The speed of this process had its price. Large numbers of people became unemployed because many enterprises from the socialist command economy were no longer profitable. Until today, the Treuhandanstalt, the agency responsible for the economic transformation process, has continued to symbolise mass redundancies and the devaluation of careers – even though it has been possible to create new jobs in the last 30 years and the unemployment rate now almost corresponds to that in west Germany. Nevertheless, a series of structural factors still make many in east Germany today feel they are “second-class citizens”: the strong demographic changes that involved many people moving from east to west, the gap between urbane metropolitan centres and depopulated rural regions with aging populations, as well as lower levels of pay and longer working hours.

Nonetheless, according to polls, people definitely rate their own, personal situations as positive or very positive. At the same time, however, many east Germans say that west Germans do not fully appreciate or recognise their efforts during the past years of continuous change, which have been very hard on them. Politics and the media are frequently said to have a purely western dominated point of view, and their focus on the special situation in the east is either non-existent or inadequate. These and other feelings and findings also explain the mood of protest that has been discernible for some years and is also reflected in voting behaviour in favour of right-wing populist and right-wing extremist parties. Much of this has the character of a belated revolt against the west.

Basic Law is appreciated

This may also be reflected in attitudes towards democracy.
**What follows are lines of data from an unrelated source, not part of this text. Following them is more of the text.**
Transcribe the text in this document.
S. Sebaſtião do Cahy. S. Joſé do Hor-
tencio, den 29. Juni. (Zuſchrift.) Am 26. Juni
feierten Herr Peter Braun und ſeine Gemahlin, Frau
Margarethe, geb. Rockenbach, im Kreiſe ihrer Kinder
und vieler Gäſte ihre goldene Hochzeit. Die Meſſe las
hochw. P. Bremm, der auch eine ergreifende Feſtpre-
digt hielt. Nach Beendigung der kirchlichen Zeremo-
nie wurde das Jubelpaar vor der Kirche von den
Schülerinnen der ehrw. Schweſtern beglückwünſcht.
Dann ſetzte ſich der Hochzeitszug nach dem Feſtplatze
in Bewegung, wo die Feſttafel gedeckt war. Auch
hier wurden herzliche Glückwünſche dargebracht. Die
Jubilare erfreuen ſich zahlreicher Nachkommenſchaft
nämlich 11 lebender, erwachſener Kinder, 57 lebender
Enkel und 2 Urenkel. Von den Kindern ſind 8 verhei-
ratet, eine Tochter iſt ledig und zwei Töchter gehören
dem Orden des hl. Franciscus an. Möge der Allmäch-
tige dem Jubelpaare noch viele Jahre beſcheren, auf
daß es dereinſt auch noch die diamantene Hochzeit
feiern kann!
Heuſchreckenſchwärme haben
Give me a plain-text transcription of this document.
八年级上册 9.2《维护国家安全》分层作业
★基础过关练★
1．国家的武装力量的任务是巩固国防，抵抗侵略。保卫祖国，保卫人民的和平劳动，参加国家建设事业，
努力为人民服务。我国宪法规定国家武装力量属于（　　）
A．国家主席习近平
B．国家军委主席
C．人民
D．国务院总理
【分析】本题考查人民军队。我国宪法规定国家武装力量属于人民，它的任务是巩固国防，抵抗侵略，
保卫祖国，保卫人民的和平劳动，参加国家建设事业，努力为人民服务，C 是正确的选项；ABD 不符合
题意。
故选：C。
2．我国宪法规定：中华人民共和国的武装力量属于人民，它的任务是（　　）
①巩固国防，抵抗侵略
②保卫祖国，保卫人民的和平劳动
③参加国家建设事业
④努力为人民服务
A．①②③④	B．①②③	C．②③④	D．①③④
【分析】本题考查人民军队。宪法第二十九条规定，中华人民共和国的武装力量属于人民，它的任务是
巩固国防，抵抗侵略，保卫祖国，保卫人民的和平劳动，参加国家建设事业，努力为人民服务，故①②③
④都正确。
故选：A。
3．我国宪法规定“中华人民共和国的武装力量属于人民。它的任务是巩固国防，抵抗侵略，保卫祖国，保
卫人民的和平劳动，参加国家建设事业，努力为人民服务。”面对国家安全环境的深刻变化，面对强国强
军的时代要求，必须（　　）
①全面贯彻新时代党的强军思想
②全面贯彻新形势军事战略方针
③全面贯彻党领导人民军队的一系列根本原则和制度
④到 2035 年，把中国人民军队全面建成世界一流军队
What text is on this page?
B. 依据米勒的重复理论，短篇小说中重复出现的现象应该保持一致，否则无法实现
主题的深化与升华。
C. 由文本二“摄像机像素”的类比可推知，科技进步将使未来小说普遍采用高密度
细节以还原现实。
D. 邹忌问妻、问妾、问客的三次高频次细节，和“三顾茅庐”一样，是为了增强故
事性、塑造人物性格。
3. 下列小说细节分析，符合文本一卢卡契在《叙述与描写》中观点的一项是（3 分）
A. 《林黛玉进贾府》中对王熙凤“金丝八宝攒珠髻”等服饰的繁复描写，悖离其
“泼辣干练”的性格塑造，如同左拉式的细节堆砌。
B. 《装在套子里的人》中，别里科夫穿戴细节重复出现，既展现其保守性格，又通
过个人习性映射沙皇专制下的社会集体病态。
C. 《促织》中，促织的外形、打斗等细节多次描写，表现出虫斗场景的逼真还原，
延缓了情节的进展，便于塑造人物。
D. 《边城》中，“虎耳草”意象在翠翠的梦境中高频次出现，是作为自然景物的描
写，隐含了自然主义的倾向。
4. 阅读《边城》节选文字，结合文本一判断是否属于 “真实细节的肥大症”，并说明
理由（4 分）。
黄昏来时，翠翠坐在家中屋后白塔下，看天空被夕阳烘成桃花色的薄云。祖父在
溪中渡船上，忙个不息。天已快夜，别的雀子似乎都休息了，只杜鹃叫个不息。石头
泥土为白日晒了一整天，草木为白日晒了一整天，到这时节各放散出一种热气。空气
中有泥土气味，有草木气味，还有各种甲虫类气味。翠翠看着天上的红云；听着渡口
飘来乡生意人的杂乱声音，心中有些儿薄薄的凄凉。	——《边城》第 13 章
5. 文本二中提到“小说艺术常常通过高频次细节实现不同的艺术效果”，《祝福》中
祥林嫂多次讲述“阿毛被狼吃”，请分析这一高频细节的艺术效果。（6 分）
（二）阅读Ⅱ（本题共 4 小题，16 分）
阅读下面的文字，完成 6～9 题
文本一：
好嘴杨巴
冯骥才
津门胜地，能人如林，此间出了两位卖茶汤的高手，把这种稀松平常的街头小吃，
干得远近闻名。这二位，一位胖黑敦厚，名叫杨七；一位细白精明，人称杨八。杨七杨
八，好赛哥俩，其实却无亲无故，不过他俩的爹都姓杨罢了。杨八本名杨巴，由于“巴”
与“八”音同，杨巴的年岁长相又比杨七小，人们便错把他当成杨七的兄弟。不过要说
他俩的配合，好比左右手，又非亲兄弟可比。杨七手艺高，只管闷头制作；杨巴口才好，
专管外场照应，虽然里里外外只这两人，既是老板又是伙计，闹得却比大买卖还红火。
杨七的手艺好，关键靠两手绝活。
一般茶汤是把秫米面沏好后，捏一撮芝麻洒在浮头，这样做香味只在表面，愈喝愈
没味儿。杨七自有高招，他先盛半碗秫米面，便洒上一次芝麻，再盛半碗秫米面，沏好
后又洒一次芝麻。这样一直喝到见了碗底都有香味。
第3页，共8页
As a concept it receives the approval of the vast majority in west Germany and an only slightly smaller one in east Germany. How­ever, scepticism on whether democracy in the Federal Republic of Germany actually functions well is far stronger in the east than in the west. East and west were once much closer together on that question. The societal polarisation and political upheavals that are being seen everywhere in Europe and North America are making themselves especially noticeable in east Germany because the transformation of society and politics has taken place very rapidly and radically here over the last three decades.

It is reassuring to know that the Basic Law is also appreciated in east Germany as a constitution for the whole of Germany – although many of the civil rights activists at the time of the peaceful revolution of 1989/90 deliberated on a new all-German constitution that they wanted to present to citizens for ratification. Nevertheless, in almost 30 years of shared political life people in east Germany have come to accept the Basic Law as much as west Germans came to do so between 1949 and 1989.

Prof Dr Hans Vorländer teaches political theory and the history of ideas at Technische Universität Dresden. He has been Director of the Centre for Constitutional and Democratic Research, which he founded, since 2007.